En somme, il s’agirait d’assigner aux autorités de Beyrouth le même rôle que ce à quoi a été réduite l’Autorité palestinienne en Cisjordanie. Une configuration également souhaitée par Washington, qui a récemment annoncé des sanctions, entre autres, contre des officiers de l’armée libanaise suspectés de « complaisance » avec le Hezbollah. En forçant le gouvernement libanais à des concessions sans qu’il n’obtienne rien en retour, tout en dévastant le pays, Israël applique contre lui la « doctrine Ramallah » qu’il avait déployée contre l’Autorité de Ramallah en Palestine : l’affaiblissement de l’interlocuteur internationalement reconnu comme légitime afin de bloquer toute solution politique.
Ceci participe à renforcer la popularité du Hezbollah, comme groupe capable de résister à l’ennemi sur le terrain, auprès de la communauté la plus exposée à la brutalité israélienne : les chiites. Une partie de ces derniers, qui perçoit la guerre en cours comme existentielle, conteste les choix du gouvernement libanais et l’accuse d’abandonner le Sud-Liban à la violence israélienne – dans un rapport similaire à celui qu’entretiennent les Palestiniens de Cisjordanie à l’égard de Mahmoud Abbas. Le Hezbollah, qui compte sur son allié iranien afin de l’inclure dans un cessez-le-feu total, mobilise d’ailleurs cette situation pour dépeindre ses adversaires domestiques comme des « traîtres » ou des « agents ».
L’affaiblissement des institutions et du gouvernement libanais n’est pas une « erreur de calcul » d’Israël, mais une stratégie consciente afin de fabriquer le chaos. Ajoutons que les déplacements forcés (on estime qu’1/5 de la population libanaise, en majorité les chiites, est déplacée), la guerre psychologique (les drones israéliens survolent en permanence tout le Liban), la polarisation du débat public, ainsi que la montée en puissance des rationalités sectaires voire miliciennes contribuent à fragiliser un contrat multiconfessionnel déjà fragile. Là encore, la division politique des Libanais est un but de guerre explicite, comme celui des Palestiniens l’a longtemps été.

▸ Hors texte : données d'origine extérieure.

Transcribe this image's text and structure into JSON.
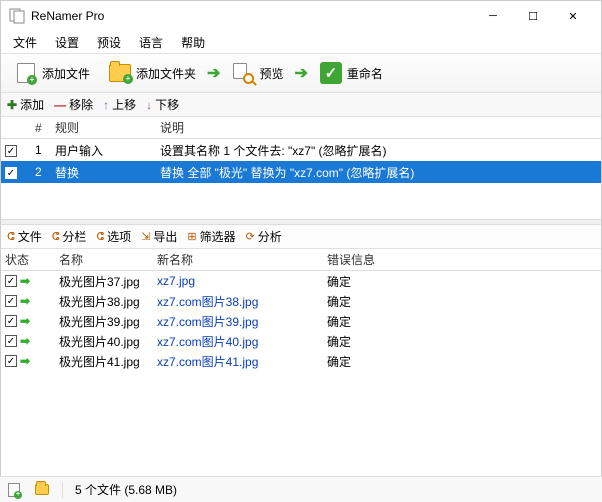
{
  "window": {
    "title": "ReNamer Pro"
  },
  "menu": {
    "file": "文件",
    "settings": "设置",
    "presets": "预设",
    "language": "语言",
    "help": "帮助"
  },
  "toolbar": {
    "add_files": "添加文件",
    "add_folder": "添加文件夹",
    "preview": "预览",
    "rename": "重命名"
  },
  "rulebar": {
    "add": "添加",
    "remove": "移除",
    "move_up": "上移",
    "move_down": "下移"
  },
  "rule_headers": {
    "num": "#",
    "type": "规则",
    "desc": "说明"
  },
  "rules": [
    {
      "num": "1",
      "type": "用户输入",
      "desc": "设置其名称 1 个文件去: \"xz7\" (忽略扩展名)",
      "selected": false
    },
    {
      "num": "2",
      "type": "替换",
      "desc": "替换 全部 \"极光\" 替换为 \"xz7.com\" (忽略扩展名)",
      "selected": true
    }
  ],
  "filebar": {
    "files": "文件",
    "columns": "分栏",
    "options": "选项",
    "export": "导出",
    "filter": "筛选器",
    "analyze": "分析"
  },
  "file_headers": {
    "status": "状态",
    "name": "名称",
    "newname": "新名称",
    "error": "错误信息"
  },
  "files": [
    {
      "name": "极光图片37.jpg",
      "newname": "xz7.jpg",
      "error": "确定"
    },
    {
      "name": "极光图片38.jpg",
      "newname": "xz7.com图片38.jpg",
      "error": "确定"
    },
    {
      "name": "极光图片39.jpg",
      "newname": "xz7.com图片39.jpg",
      "error": "确定"
    },
    {
      "name": "极光图片40.jpg",
      "newname": "xz7.com图片40.jpg",
      "error": "确定"
    },
    {
      "name": "极光图片41.jpg",
      "newname": "xz7.com图片41.jpg",
      "error": "确定"
    }
  ],
  "statusbar": {
    "summary": "5 个文件 (5.68 MB)"
  }
}
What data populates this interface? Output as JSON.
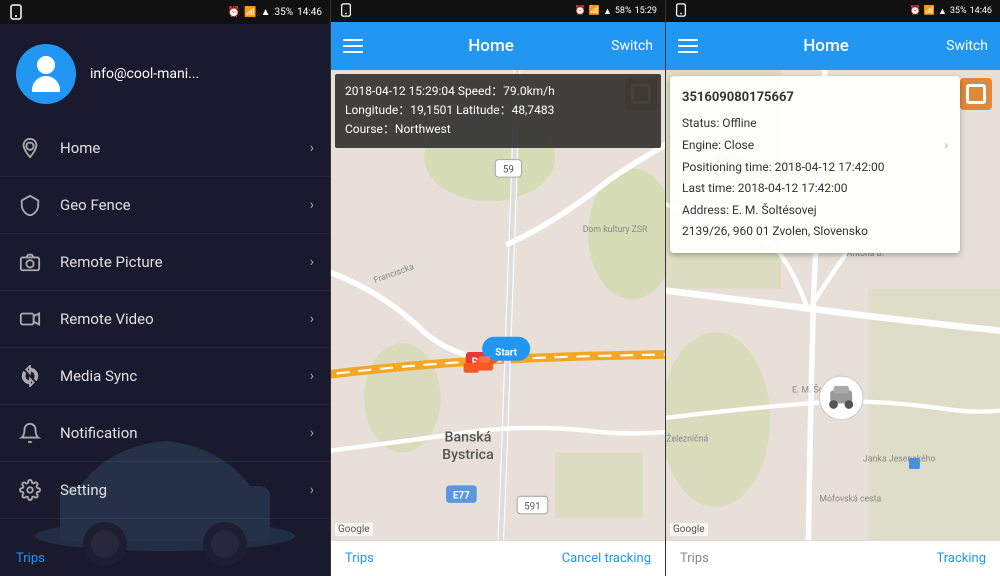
{
  "panel1": {
    "statusBar": {
      "time": "14:46",
      "battery": "35%"
    },
    "profile": {
      "email": "info@cool-mani..."
    },
    "menu": {
      "items": [
        {
          "id": "home",
          "label": "Home",
          "icon": "location"
        },
        {
          "id": "geo-fence",
          "label": "Geo Fence",
          "icon": "shield"
        },
        {
          "id": "remote-picture",
          "label": "Remote Picture",
          "icon": "camera"
        },
        {
          "id": "remote-video",
          "label": "Remote Video",
          "icon": "video"
        },
        {
          "id": "media-sync",
          "label": "Media Sync",
          "icon": "sync"
        },
        {
          "id": "notification",
          "label": "Notification",
          "icon": "bell"
        },
        {
          "id": "setting",
          "label": "Setting",
          "icon": "gear"
        }
      ]
    },
    "tripsLink": "Trips"
  },
  "panel2": {
    "statusBar": {
      "time": "15:29",
      "battery": "58%"
    },
    "header": {
      "title": "Home",
      "switchLabel": "Switch"
    },
    "infoPopup": {
      "line1": "2018-04-12 15:29:04   Speed：79.0km/h",
      "line2": "Longitude：19,1501   Latitude：48,7483",
      "line3": "Course：Northwest"
    },
    "mapLabels": {
      "banska": "Banská\nBystrica",
      "google": "Google"
    },
    "bottomBar": {
      "trips": "Trips",
      "cancelTracking": "Cancel tracking"
    }
  },
  "panel3": {
    "statusBar": {
      "time": "14:46",
      "battery": "35%"
    },
    "header": {
      "title": "Home",
      "switchLabel": "Switch"
    },
    "deviceCard": {
      "deviceId": "351609080175667",
      "status": "Status:  Offline",
      "engine": "Engine:  Close",
      "positioningTime": "Positioning time:  2018-04-12 17:42:00",
      "lastTime": "Last time:  2018-04-12 17:42:00",
      "address": "Address:  E. M. Šoltésovej\n2139/26, 960 01 Zvolen, Slovensko"
    },
    "bottomBar": {
      "trips": "Trips",
      "tracking": "Tracking"
    }
  }
}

La guerre d’agression que mène Israël contre le Liban s’inscrit dans un projet régional de prédation territoriale qui vise à créer, tout autour des frontières de l’État hébreu, des « no man’s land », soit des zones rasées, soumises à un nettoyage ethnique, occupées et militarisées. Les offensives israéliennes depuis deux ans et demi n’ont pas pour objectif prioritaire de vaincre un adversaire militaire, mais d’abord d’agir sur son environnement (par la destruction totale) et sa société civile (par les massacres, les déplacements forcés, l’empêchement de la reconstruction et du retour).

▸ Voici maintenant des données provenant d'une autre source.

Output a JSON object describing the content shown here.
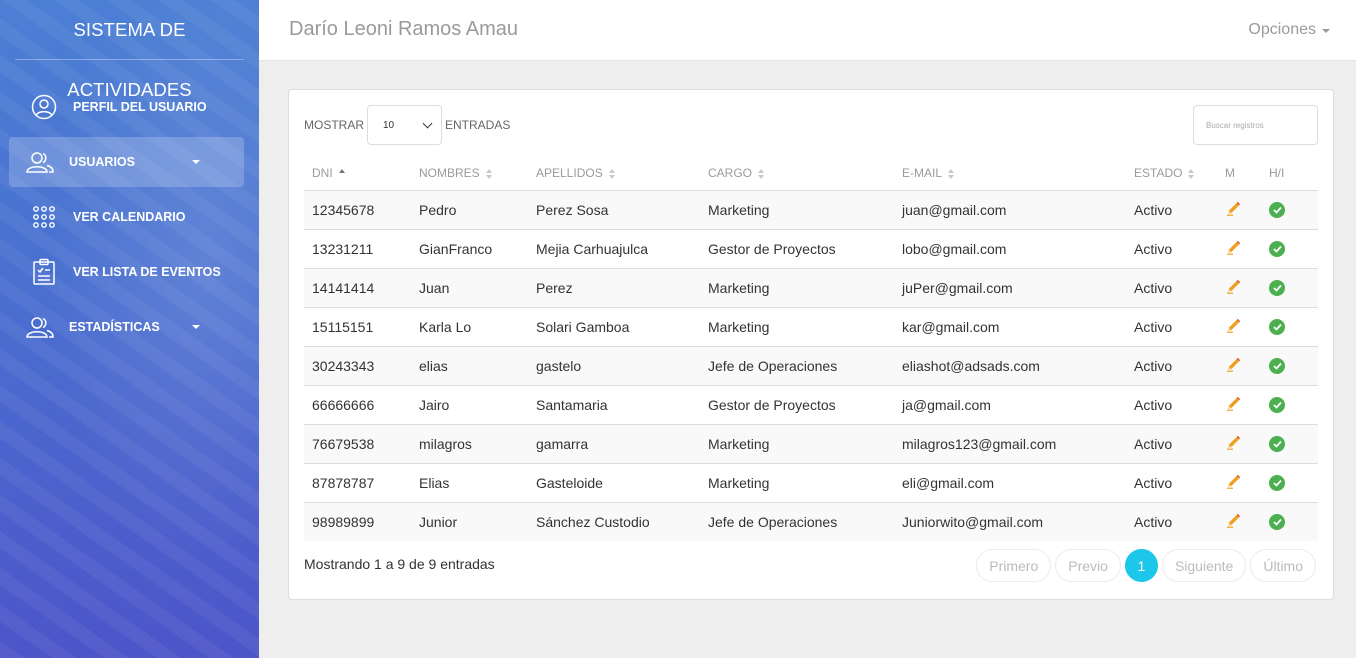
{
  "sidebar": {
    "brand": "SISTEMA DE ACTIVIDADES",
    "items": [
      {
        "label": "PERFIL DEL USUARIO",
        "icon": "user-circle-icon"
      },
      {
        "label": "USUARIOS",
        "icon": "users-icon",
        "active": true
      },
      {
        "label": "VER CALENDARIO",
        "icon": "grid-dots-icon"
      },
      {
        "label": "VER LISTA DE EVENTOS",
        "icon": "clipboard-list-icon"
      },
      {
        "label": "ESTADÍSTICAS",
        "icon": "users-icon"
      }
    ]
  },
  "header": {
    "user_name": "Darío Leoni Ramos Amau",
    "options_label": "Opciones"
  },
  "table_controls": {
    "show_label": "MOSTRAR",
    "entries_label": "ENTRADAS",
    "page_size": "10",
    "search_placeholder": "Buscar registros"
  },
  "table": {
    "columns": [
      "DNI",
      "NOMBRES",
      "APELLIDOS",
      "CARGO",
      "E-MAIL",
      "ESTADO",
      "M",
      "H/I"
    ],
    "rows": [
      {
        "dni": "12345678",
        "nombres": "Pedro",
        "apellidos": "Perez Sosa",
        "cargo": "Marketing",
        "email": "juan@gmail.com",
        "estado": "Activo"
      },
      {
        "dni": "13231211",
        "nombres": "GianFranco",
        "apellidos": "Mejia Carhuajulca",
        "cargo": "Gestor de Proyectos",
        "email": "lobo@gmail.com",
        "estado": "Activo"
      },
      {
        "dni": "14141414",
        "nombres": "Juan",
        "apellidos": "Perez",
        "cargo": "Marketing",
        "email": "juPer@gmail.com",
        "estado": "Activo"
      },
      {
        "dni": "15115151",
        "nombres": "Karla Lo",
        "apellidos": "Solari Gamboa",
        "cargo": "Marketing",
        "email": "kar@gmail.com",
        "estado": "Activo"
      },
      {
        "dni": "30243343",
        "nombres": "elias",
        "apellidos": "gastelo",
        "cargo": "Jefe de Operaciones",
        "email": "eliashot@adsads.com",
        "estado": "Activo"
      },
      {
        "dni": "66666666",
        "nombres": "Jairo",
        "apellidos": "Santamaria",
        "cargo": "Gestor de Proyectos",
        "email": "ja@gmail.com",
        "estado": "Activo"
      },
      {
        "dni": "76679538",
        "nombres": "milagros",
        "apellidos": "gamarra",
        "cargo": "Marketing",
        "email": "milagros123@gmail.com",
        "estado": "Activo"
      },
      {
        "dni": "87878787",
        "nombres": "Elias",
        "apellidos": "Gasteloide",
        "cargo": "Marketing",
        "email": "eli@gmail.com",
        "estado": "Activo"
      },
      {
        "dni": "98989899",
        "nombres": "Junior",
        "apellidos": "Sánchez Custodio",
        "cargo": "Jefe de Operaciones",
        "email": "Juniorwito@gmail.com",
        "estado": "Activo"
      }
    ]
  },
  "footer": {
    "info": "Mostrando 1 a 9 de 9 entradas",
    "first": "Primero",
    "prev": "Previo",
    "current_page": "1",
    "next": "Siguiente",
    "last": "Último"
  },
  "colors": {
    "accent": "#1dc7ea",
    "edit_icon": "#f0a020",
    "status_check": "#4caf50"
  }
}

En ce sens, elles correspondent à ce que le sociologue israélien Baruch Kimmerling a appelé des guerres
« politicides », conduites contre la possibilité même d’une solution et de l’existence politiques des sociétés. Au Liban, un tel politicide associe une destruction brute du territoire à un affaiblissement volontaire du gouvernement de Beyrouth, au service d’une logique de guerre sans fin.
© 2026 Yaani Mentions légales.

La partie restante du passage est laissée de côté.